We also observed high levels of hormones produced by the hypothalamus and pituitary, which are corticotropin-releasing factor and corticotropin, therefore, in certain types of depression are not the self-regulatory function of the hypothalamic-pituitary-adrenal and hormones produce above normal levels. Neurotransmitters such as serotonin or norepinephrine secretion partly regulate the hypothalamus.
For many years, abnormalities of the thyroid gland function have also been associated with mood disorders, hypothyroidism and sometimes gives the face a depressive syndrome. As in the previous case exist in certain cases of depression, poor regulation of hormone secretion from these glands.
Organic depression. There depressive appearing in the context of medical illness and we provide evidence of the influence of biological factors. Among the diseases of the central nervous system (CNS) has been observed that 25-40% of patients with certain diseases present a major depressive disorder at some time during the course of the disease. These include disorders such as Parkinson’s disease, Huntington’s Korea, cerebrovascular disease (strokes, heart attacks, bleeding), dementia, multiple sclerosis, epilepsy, head trauma, CNS tumors, Wilson’s disease.

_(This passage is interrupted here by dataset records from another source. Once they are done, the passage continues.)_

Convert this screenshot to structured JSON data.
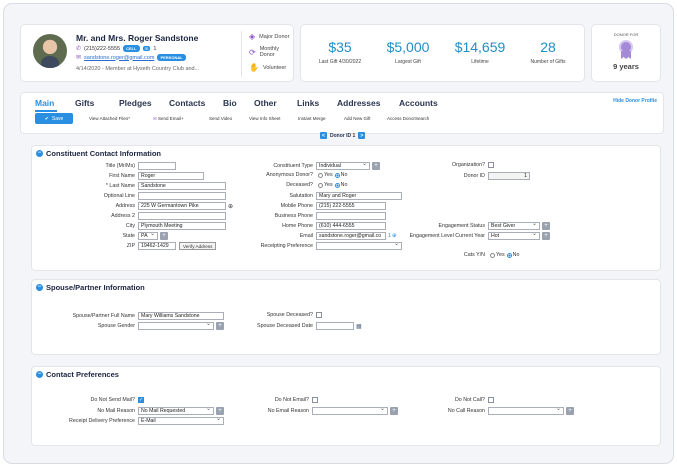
{
  "profile": {
    "name": "Mr. and Mrs. Roger Sandstone",
    "phone": "(215)222-5555",
    "phone_badge": "CELL",
    "count_badge": "m",
    "count": "1",
    "email": "sandstone.roger@gmail.com",
    "email_badge": "PERSONAL",
    "member_line": "4/14/2020 - Member at Hyseth Country Club and..."
  },
  "tags": [
    "Major Donor",
    "Monthly Donor",
    "Volunteer"
  ],
  "stats": [
    {
      "value": "$35",
      "label": "Last Gift 4/30/2022"
    },
    {
      "value": "$5,000",
      "label": "Largest Gift"
    },
    {
      "value": "$14,659",
      "label": "Lifetime"
    },
    {
      "value": "28",
      "label": "Number of Gifts"
    }
  ],
  "donor_for": {
    "title": "DONOR FOR",
    "years": "9 years"
  },
  "tabs": [
    "Main",
    "Gifts",
    "Pledges",
    "Contacts",
    "Bio",
    "Other",
    "Links",
    "Addresses",
    "Accounts"
  ],
  "hide_profile": "Hide Donor Profile",
  "toolbar": {
    "save": "Save",
    "items": [
      "View Attached Files*",
      "Send Email+",
      "Send Video",
      "View Info Sheet",
      "Instant Merge",
      "Add New Gift",
      "Access DonorSearch"
    ]
  },
  "pager": {
    "label": "Donor ID 1",
    "prev": "<",
    "next": ">"
  },
  "constituent": {
    "title": "Constituent Contact Information",
    "fields": {
      "title_label": "Title (Mr/Ms)",
      "title_value": "",
      "first_label": "First Name",
      "first_value": "Roger",
      "last_label": "* Last Name",
      "last_value": "Sandstone",
      "optional_label": "Optional Line",
      "optional_value": "",
      "address_label": "Address",
      "address_value": "225 W Germantown Pike",
      "address2_label": "Address 2",
      "address2_value": "",
      "city_label": "City",
      "city_value": "Plymouth Meeting",
      "state_label": "State",
      "state_value": "PA",
      "zip_label": "ZIP",
      "zip_value": "19462-1429",
      "verify": "Verify Address",
      "ctype_label": "Constituent Type",
      "ctype_value": "Individual",
      "anon_label": "Anonymous Donor?",
      "deceased_label": "Deceased?",
      "yes": "Yes",
      "no": "No",
      "salutation_label": "Salutation",
      "salutation_value": "Mary and Roger",
      "mobile_label": "Mobile Phone",
      "mobile_value": "(215) 222-5555",
      "business_label": "Business Phone",
      "business_value": "",
      "home_label": "Home Phone",
      "home_value": "(610) 444-6555",
      "email_label": "Email",
      "email_value": "sandstone.roger@gmail.co",
      "email_count": "1",
      "receipting_label": "Receipting Preference",
      "receipting_value": "",
      "org_label": "Organization?",
      "donorid_label": "Donor ID",
      "donorid_value": "1",
      "engagement_label": "Engagement Status",
      "engagement_value": "Best Giver",
      "level_label": "Engagement Level Current Year",
      "level_value": "Hot",
      "cats_label": "Cats Y/N"
    }
  },
  "spouse": {
    "title": "Spouse/Partner Information",
    "full_label": "Spouse/Partner Full Name",
    "full_value": "Mary Williams Sandstone",
    "gender_label": "Spouse Gender",
    "gender_value": "",
    "deceased_label": "Spouse Deceased?",
    "date_label": "Spouse Deceased Date",
    "date_value": ""
  },
  "contact_prefs": {
    "title": "Contact Preferences",
    "no_mail_label": "Do Not Send Mail?",
    "no_mail_reason_label": "No Mail Reason",
    "no_mail_reason_value": "No Mail Requested",
    "receipt_label": "Receipt Delivery Preference",
    "receipt_value": "E-Mail",
    "no_email_label": "Do Not Email?",
    "no_email_reason_label": "No Email Reason",
    "no_email_reason_value": "",
    "no_call_label": "Do Not Call?",
    "no_call_reason_label": "No Call Reason",
    "no_call_reason_value": ""
  },
  "colors": {
    "accent": "#2a8fe0",
    "stat": "#1f8fc6",
    "tag_icon": "#8a4fc3"
  }
}
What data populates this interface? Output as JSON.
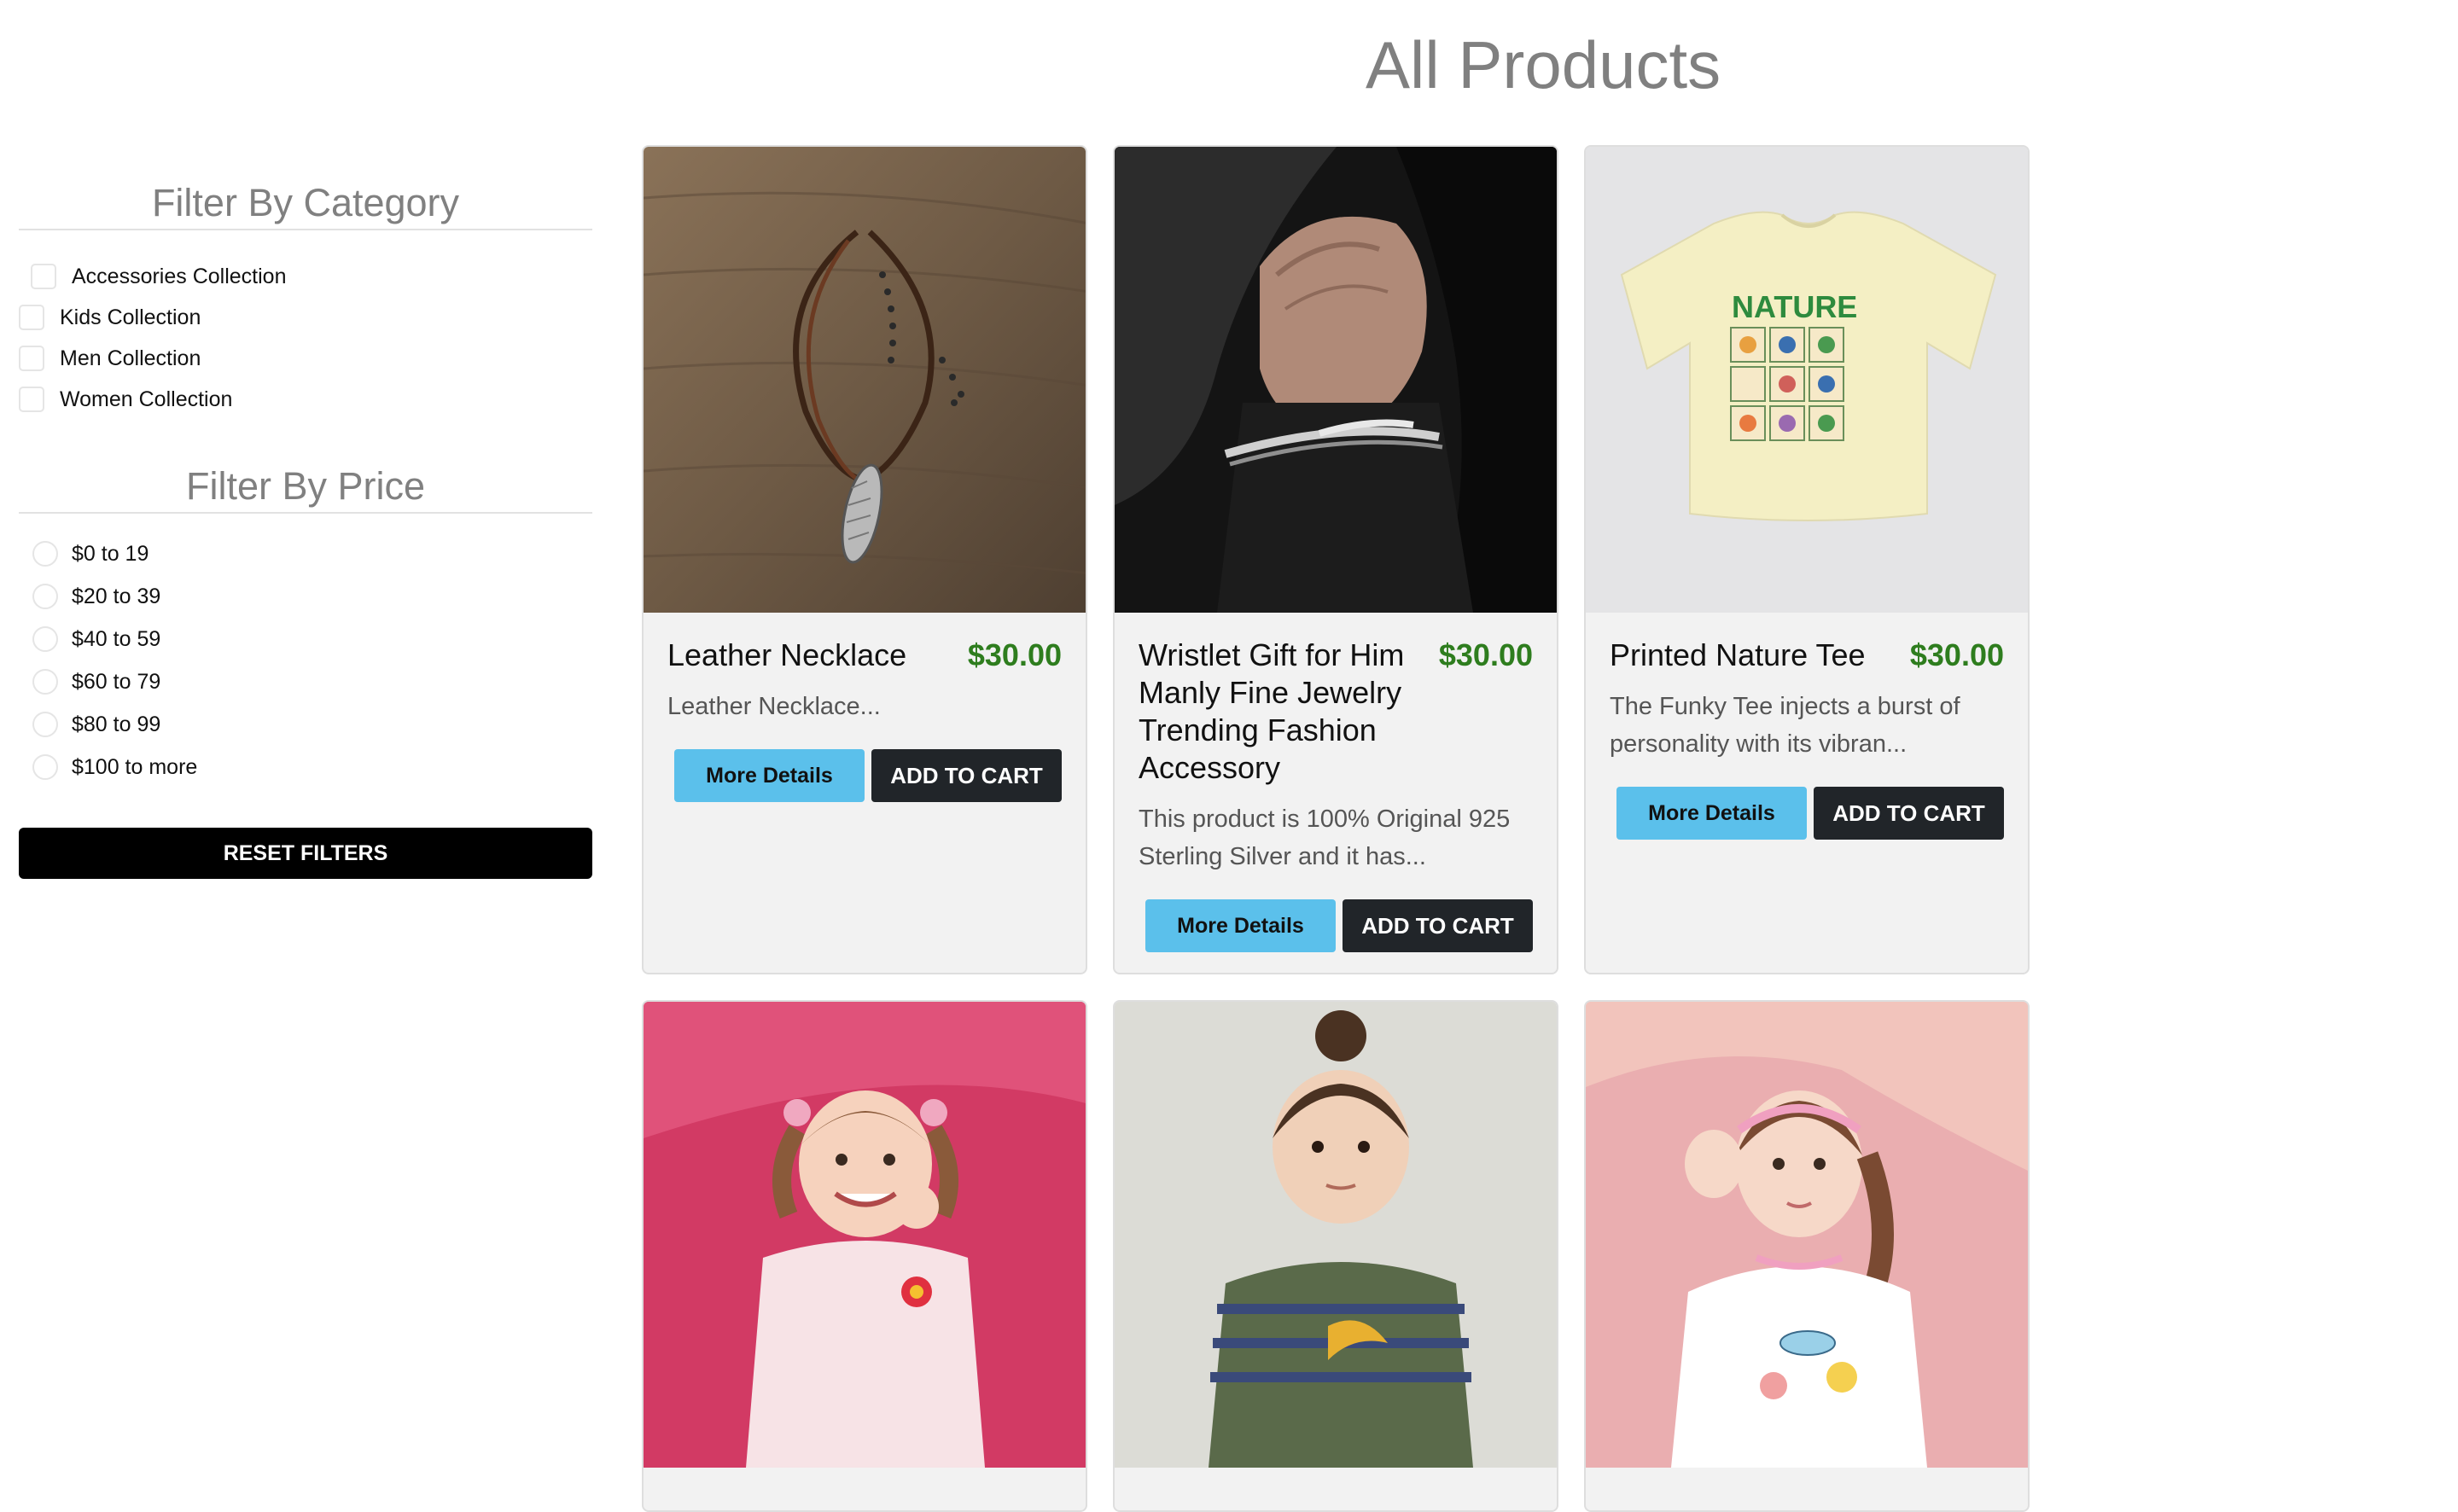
{
  "page": {
    "title": "All Products"
  },
  "sidebar": {
    "category_heading": "Filter By Category",
    "categories": [
      {
        "label": "Accessories Collection",
        "checked": false
      },
      {
        "label": "Kids Collection",
        "checked": false
      },
      {
        "label": "Men Collection",
        "checked": false
      },
      {
        "label": "Women Collection",
        "checked": false
      }
    ],
    "price_heading": "Filter By Price",
    "prices": [
      {
        "label": "$0 to 19",
        "checked": false
      },
      {
        "label": "$20 to 39",
        "checked": false
      },
      {
        "label": "$40 to 59",
        "checked": false
      },
      {
        "label": "$60 to 79",
        "checked": false
      },
      {
        "label": "$80 to 99",
        "checked": false
      },
      {
        "label": "$100 to more",
        "checked": false
      }
    ],
    "reset_label": "RESET FILTERS"
  },
  "products": [
    {
      "name": "Leather Necklace",
      "price": "$30.00",
      "description": "Leather Necklace...",
      "details_label": "More Details",
      "cart_label": "ADD TO CART",
      "image": "necklace-photo"
    },
    {
      "name": "Wristlet Gift for Him Manly Fine Jewelry Trending Fashion Accessory",
      "price": "$30.00",
      "description": "This product is 100% Original 925 Sterling Silver and it has...",
      "details_label": "More Details",
      "cart_label": "ADD TO CART",
      "image": "bracelet-photo"
    },
    {
      "name": "Printed Nature Tee",
      "price": "$30.00",
      "description": "The Funky Tee injects a burst of personality with its vibran...",
      "details_label": "More Details",
      "cart_label": "ADD TO CART",
      "image": "nature-tee-photo"
    }
  ],
  "partial_products": [
    {
      "image": "girl-pink-background-photo"
    },
    {
      "image": "child-striped-shirt-photo"
    },
    {
      "image": "girl-headband-photo"
    }
  ],
  "print_text": {
    "nature_word": "NATURE"
  },
  "colors": {
    "price": "#2e7d1e",
    "details_button": "#5bc0eb",
    "cart_button": "#212529",
    "reset_button": "#000000",
    "heading": "#808080"
  }
}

In the medical conditions that do not involve the CNS directly the rates are much more variable and range from more than 60% in Cushing’s syndrome to less than 8% in end-stage renal failure. The tables associated with endocrine diseases are most associated with neuropsychiatric disorders (hyperthyroidism, hypothyroidism, Cushing disease, Addison’s disease). Other diseases associated with depression are sometimes rheumatic diseases (systemic lupus), neoplasms (cancer of the head of the pancreas), infections (virus).